Sometimes referred to as H4P, HECM for Purchase is a financing option specifically for homebuyers who are age 62 and older that can help you get the funds you need to buy the home you want.  It enables you to purchase a home by combining a one-time investment of personal funds with loan proceeds from a HECM mortgage to complete the transaction. The home you are purchasing secures the mortgage loan.

Unlike a traditional mortgage, monthly mortgage payments are optional, which can help boost your cash flow. You own the home as long as you live in it. The loan doesn’t become due until you pass away; sell the home; no longer live there as your primary residence; or fail to meet your responsibilities to maintain the property, pay any association dues, homeowner insurance, or property taxes.  You can use a HECM Mortgage to purchase a primary residence, including single-family homes, townhomes, manufactured homes, and FHA-approved condominiums that meet requirements.  
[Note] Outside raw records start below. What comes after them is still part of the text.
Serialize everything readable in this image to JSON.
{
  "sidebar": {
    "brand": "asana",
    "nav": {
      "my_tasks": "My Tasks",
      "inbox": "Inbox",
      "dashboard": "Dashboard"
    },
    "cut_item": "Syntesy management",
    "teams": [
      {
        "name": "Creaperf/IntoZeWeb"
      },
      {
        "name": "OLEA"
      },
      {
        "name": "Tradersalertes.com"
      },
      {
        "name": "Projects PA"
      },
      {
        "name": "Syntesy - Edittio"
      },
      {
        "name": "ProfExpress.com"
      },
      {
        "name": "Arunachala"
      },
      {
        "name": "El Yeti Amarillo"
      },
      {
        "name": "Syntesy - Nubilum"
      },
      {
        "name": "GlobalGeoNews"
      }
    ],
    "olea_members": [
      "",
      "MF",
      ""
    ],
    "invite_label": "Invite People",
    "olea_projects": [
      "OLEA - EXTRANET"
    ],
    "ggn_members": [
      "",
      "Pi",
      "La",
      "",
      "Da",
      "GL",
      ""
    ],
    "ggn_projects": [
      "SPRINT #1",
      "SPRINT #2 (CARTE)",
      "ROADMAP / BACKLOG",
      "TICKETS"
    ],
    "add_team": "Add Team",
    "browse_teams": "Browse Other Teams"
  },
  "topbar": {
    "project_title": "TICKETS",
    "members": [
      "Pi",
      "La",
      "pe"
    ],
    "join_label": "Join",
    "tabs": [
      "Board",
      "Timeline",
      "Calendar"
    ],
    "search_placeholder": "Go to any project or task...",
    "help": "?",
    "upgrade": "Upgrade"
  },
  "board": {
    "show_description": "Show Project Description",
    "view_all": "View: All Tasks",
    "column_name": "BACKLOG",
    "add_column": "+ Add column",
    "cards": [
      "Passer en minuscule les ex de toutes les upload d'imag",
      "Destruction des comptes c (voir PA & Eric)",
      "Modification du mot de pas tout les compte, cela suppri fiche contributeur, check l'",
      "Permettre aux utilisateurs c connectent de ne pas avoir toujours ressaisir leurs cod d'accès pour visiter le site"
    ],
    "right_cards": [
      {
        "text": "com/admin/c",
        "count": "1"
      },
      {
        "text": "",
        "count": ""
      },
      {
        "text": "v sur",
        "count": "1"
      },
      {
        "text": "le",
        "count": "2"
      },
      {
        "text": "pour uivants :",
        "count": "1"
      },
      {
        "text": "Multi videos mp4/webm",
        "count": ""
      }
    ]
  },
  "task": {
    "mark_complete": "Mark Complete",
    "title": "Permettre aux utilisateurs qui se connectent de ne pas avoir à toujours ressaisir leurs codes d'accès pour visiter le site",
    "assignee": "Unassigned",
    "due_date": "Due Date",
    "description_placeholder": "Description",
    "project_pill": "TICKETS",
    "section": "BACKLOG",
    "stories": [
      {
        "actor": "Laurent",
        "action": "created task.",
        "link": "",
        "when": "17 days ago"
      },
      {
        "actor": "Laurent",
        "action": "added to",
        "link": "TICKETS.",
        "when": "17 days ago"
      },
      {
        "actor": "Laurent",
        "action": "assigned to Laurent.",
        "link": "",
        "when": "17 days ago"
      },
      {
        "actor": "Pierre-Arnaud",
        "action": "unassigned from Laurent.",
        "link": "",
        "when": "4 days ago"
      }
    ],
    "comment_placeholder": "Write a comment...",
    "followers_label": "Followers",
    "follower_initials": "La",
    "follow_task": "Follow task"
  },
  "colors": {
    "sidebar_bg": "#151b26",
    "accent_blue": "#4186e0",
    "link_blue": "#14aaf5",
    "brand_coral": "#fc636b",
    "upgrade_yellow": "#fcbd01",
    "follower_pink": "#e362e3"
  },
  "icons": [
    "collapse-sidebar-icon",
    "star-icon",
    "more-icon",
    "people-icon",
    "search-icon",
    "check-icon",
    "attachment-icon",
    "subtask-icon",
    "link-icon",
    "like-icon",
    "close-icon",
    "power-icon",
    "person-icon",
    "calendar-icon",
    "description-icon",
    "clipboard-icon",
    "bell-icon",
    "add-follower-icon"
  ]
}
The HECM for Purchase program requires an up-front investment (down payment) from the buyer from assets you already own—such as money from the sale of a current home or investment, or funds you have in a checking, savings, CD, or retirement account—not another loan.

The minimum required investment is based on the age of the youngest borrower, interest rate and the value of the home being purchased (the sales price or appraised value, whichever is less); add closing costs; and then subtract the available HECM loan proceeds.   It generally works out to about 29% and 63% of the sale price. The Department of Housing and Urban Development (HUD) determines the calculation and periodically updates their formula.

The most important feature of this type of loan is that there is NO personal financial liability for the buyer, their heirs or estate, for any loan balance that exceeds the value of the home when it is being sold to repay the loan.

How is it different?


Once all parties on the deed leave the home, pass away, sells the home, or no longer lives in the property as their primary residence, the borrower or their heirs must repay the balance due on the HECM mortgage or sell the home. If they sell the property, any equity remaining will go to the borrower or their heirs.  If the property sells for less than owed on the HECM mortgage, the FHA mortgage insurance closes the gap and satisfies the loan balance.  A HECM is a non-recourse loan, the home is the only collateral securing the loan.